Gordon Murray, partner at Ryder, discusses his experiences of judging the best in Scottish architecture for this year's RIAS Doolan Award.
When Andrew Doolan launched this fantastic award in 2001, he had two main objectives in mind - to recognise excellence in new Scottish architecture and to simulate argument and conversations on that new Scottish architecture. When I agreed to chair this year’s selection jury, I looked forward to the chance of some great conversations with the obvious prestige of selecting the RIAS Gold Medal and Doolan Prize winner. Our journey took us from Edinburgh to Wick and to Skye and Torridon in the western Highlands over four hectic days.
When this year’s jury trio – Anna Liu (Tonkin Liu), Murray Kerr (Denizen Works) and I – was established we set out a shortlist from the main awards, we were anticipating changes forthcoming next year in the reorganisation of both RIBA and RIAS awards; as well as our view that time spent in conversation with the clients and their architects was an imperative and would yield fruit. Obviously embedded in a warm Douglas fir clad interior on a Saturday morning on Skye when the rain was driving hard outside encourages a certain lethargy as well as an expanded conversation. Seemingly a million miles from a sunny crisp Thursday morning when we stood on the canal side adjacent to the fine Boroughmuir High School.

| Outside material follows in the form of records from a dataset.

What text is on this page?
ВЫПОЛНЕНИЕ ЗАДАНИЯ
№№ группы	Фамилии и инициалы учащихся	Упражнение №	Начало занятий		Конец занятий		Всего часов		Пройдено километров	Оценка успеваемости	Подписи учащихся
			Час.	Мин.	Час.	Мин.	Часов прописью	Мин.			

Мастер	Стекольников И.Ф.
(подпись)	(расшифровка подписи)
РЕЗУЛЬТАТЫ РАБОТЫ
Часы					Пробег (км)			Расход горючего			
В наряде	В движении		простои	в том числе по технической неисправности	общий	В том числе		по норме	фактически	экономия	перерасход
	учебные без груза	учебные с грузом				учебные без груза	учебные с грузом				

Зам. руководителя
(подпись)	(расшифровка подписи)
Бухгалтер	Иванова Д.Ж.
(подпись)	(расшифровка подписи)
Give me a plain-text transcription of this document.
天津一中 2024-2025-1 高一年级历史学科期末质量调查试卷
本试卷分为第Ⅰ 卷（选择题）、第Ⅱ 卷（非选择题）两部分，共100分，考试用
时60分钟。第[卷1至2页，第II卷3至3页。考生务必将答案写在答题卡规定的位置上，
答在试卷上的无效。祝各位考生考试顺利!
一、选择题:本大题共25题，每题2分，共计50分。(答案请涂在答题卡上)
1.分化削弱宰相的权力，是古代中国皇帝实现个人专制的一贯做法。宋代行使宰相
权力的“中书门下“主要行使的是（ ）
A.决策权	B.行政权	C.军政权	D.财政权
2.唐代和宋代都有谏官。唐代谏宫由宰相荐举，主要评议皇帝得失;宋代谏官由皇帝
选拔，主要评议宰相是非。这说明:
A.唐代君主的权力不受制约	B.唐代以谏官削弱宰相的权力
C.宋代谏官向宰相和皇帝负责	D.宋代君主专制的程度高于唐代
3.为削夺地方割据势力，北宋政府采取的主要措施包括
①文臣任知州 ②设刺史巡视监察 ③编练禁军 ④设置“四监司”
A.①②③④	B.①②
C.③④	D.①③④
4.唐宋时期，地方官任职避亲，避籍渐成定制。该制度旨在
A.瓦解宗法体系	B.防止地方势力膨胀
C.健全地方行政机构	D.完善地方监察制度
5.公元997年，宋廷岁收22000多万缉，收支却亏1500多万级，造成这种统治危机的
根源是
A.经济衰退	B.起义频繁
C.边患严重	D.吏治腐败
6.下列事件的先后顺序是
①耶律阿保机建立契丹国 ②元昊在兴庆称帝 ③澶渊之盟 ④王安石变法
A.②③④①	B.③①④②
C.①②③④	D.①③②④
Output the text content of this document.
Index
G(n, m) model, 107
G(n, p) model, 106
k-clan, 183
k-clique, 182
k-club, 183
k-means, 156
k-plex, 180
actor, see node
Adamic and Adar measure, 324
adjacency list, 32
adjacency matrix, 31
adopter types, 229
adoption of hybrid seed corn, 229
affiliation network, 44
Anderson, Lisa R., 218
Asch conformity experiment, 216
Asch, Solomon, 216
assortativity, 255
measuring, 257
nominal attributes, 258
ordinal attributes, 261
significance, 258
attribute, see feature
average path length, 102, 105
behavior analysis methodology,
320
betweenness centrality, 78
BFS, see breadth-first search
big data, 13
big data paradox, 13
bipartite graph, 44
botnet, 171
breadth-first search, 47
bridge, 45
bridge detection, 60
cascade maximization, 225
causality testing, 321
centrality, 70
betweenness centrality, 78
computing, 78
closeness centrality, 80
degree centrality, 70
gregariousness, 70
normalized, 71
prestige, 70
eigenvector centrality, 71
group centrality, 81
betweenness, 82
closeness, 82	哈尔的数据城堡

We felt we could do no better than appraise against Vitruvius’ concepts of commodity, firmness and delight (with the emphasis on delight). In these seven projects we saw much commodity and firmness. Indeed, it is worth noting that four were design and build contracts, one of which was a Hub / SFT beneficiary. Only two were traditional tendering. In all cases the quality of the end product is a testament to the craftsmanship and constructors involved. Architecture is a team game. All the projects had a difficult birth, but that appears to be the nature of the industry we operate in, where creating anything of value has always been a struggle. Each architect must surely be enervated by a happy client and here we saw seven delighted clients. Clients with resolve, resilience, and faith; that in our view was not diminished by the process. The best works, these the best buildings, were indeed inhabited by architecture.
The strength of the competition would ensure that the winner was indeed outstanding and in Nucleus we found that. Beautifully designed and built as well potentially transformative as the repository of the personal histories of the people of the flow country.